Events and Announcements

Monday, March 31, 2008

Spring 2008 Dept Newsletter

Our Spring 2008 Department Newsletter has hit the printers and the postal service. But you can also find it here:

http://www.chsbs.cmich.edu/history/pdfs/hstdeptnewsletter08.pdf

Friday, March 28, 2008

Speaker: 2008 Graduate History Colloquium Keynote Address


“Fortuyn (killed), Van Gogh (killed) and Ayaan Hirsi Ali (banished): Driving out The Unholy Trinity from the Netherlands”

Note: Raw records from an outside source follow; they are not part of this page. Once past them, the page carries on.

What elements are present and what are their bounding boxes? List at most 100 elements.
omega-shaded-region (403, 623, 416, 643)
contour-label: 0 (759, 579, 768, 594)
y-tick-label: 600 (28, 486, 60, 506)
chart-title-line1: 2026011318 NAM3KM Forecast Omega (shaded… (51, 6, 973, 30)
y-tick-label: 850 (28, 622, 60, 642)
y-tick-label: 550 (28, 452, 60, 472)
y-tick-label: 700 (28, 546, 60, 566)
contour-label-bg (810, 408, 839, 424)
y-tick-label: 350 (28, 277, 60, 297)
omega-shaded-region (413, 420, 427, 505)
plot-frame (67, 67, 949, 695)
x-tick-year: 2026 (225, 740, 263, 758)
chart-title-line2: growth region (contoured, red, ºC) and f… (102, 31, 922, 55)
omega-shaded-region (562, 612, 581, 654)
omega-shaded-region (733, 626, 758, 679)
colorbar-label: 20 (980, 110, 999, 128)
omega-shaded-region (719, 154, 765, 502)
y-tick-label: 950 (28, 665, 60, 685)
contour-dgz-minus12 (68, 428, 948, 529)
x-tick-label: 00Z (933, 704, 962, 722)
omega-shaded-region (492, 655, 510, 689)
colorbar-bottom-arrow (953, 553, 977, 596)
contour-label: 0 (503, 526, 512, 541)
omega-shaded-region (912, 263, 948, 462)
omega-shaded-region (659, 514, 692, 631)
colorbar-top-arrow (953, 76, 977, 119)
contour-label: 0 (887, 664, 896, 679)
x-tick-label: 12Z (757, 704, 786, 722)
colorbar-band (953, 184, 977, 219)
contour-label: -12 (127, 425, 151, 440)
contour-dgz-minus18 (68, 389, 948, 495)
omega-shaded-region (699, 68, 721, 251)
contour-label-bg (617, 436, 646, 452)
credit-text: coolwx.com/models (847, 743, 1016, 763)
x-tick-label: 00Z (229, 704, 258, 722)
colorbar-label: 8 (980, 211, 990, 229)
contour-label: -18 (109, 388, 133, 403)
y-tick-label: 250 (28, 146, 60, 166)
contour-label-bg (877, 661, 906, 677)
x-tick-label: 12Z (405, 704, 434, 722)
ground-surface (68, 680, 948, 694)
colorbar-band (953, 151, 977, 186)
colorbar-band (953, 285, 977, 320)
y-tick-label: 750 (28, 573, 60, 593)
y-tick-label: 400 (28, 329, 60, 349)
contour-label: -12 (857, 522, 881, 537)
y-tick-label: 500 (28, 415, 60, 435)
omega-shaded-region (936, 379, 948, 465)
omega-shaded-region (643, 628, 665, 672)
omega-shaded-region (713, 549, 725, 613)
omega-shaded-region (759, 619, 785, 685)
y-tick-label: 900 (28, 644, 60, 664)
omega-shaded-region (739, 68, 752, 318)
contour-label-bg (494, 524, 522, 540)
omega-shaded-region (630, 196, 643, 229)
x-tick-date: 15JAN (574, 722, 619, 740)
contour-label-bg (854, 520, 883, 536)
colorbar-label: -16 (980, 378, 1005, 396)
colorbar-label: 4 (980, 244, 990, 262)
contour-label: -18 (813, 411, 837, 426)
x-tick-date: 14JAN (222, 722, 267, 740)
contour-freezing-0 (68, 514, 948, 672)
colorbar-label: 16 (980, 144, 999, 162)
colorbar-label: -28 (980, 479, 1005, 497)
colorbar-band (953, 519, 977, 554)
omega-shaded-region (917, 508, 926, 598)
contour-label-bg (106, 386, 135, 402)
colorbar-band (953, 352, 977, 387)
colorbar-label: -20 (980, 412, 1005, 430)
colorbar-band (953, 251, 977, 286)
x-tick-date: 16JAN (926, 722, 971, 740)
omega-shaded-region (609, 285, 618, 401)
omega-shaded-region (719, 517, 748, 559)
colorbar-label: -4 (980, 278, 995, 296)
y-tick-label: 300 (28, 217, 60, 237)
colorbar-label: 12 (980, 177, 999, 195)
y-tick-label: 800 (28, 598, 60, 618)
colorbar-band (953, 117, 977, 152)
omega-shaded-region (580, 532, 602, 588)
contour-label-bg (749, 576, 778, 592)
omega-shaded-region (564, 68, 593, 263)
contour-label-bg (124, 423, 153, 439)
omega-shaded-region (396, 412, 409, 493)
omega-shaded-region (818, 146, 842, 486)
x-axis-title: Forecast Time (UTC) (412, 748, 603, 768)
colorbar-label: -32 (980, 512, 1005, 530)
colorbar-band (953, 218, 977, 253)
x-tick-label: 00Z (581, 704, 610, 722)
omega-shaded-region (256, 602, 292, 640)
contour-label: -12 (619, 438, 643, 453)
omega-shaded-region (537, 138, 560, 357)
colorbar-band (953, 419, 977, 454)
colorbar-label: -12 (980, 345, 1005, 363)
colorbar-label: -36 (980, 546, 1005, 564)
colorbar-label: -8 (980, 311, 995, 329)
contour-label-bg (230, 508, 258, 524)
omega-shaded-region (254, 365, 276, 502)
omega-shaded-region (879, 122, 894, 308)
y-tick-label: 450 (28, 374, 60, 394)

By Dr. Henri Beunders, Professor of the History of Society, Media, and Culture, Erasmus University Rotterdam

April 3, 2008
in the Park Library Auditorium at 3:00pm

Professor Beunders, a renowned expert in the history of media and society, having worked as a journalist and foreign desk editor with the Dutch newspapers Haagsche Courant and NRC Handelsblad that involved extensive travels throughout Europe, Asia, the Middle East, Afghanistan, and Africa, will speak on the matter of Islam in contemporary Europe, looking at how countries like the Netherlands are dealing with the problems and tensions that have arisen from this new social and cultural dynamic. There will be a reception afterwards in the Baber Room of Park Library that is free and open to the public.

(Sponsored by the Department of History and the Center for Transnational and Comparative History)

Friday, March 14, 2008

Fall 2008 Course Spotlight: "London, the Seminar"


HST 496: Research Seminar/HST 744: Seminar in Nineteenth Century European History
"London, the Seminar: From the Great Fire of 1666 to the Present"



Professor James Schmiechen
Tuesdays, 7:00-9:50pm

In its heyday of the 19th century, London was not only the capital of Britain, but also the world’s largest city, the financial and cultural capital of the world, and the center of the world’s largest empire. This seminar looks at how the physical makeup of the city—including the character of its people, its spatial layout, architecture, housing, and services infrastructure—was shaped and reshaped by industrialization, new cultural/political values, population growth, and war. It is also an attempt to discover how and why “London” was a hotbed for great invention and creativity and architectural wonder.

Each student in the seminar will participate in collective reading/discussion and take on a specific research sub-topic—anything from street entertainment and food/housing for the lower classes to the building of great concert halls, new Houses of Parliament, the role of the monarchy in the history of the city, and the rebuilding of London following the Great Fire of 1666, the onset of industrialization, and the bombing ‘Blitz’ of World War Two.

For each student the outcome of the seminar will be a seminar paper. Course assessment will include, as well, seminar discussion participation and analysis of select readings.

Fall 2008 Course Spotlight: "Ethiopia and the Horn"


HST 597L Special Studies
"Ethiopia and the Horn
(Somalia, Sudan, Eritrea, and Djibouti)"

Professor Solomon Getahun
Mondays, 6:30-9:30pm

This course explores the sub-region in light of the history of Ethiopia. Ethiopia is one of the oldest nations and a country that has never been colonized. It is also one of earliest and oldest Christian nations which also became one of the first to accept Islam. Such oddities coupled with maritime trade, migration and wars made the country in particular and the Horn of Africa in general a melting pot as well as a center of competing ideologies and nationalisms.

Throughout the semester, we will study the evolution and development of the Ethiopian state since the earliest times to the present. While doing so, we will critically examine the role of competing interests such as the rise of Europe (Portugal and Spain) and the Ottoman challenge of the 16th century and its impact on political developments in the Horn of Africa, the legacies of colonialism, Cold War politics, globalization and the rise of ethno-nationalism, and religious fundamentalism in the making and unmaking of the states in the Horn of Africa.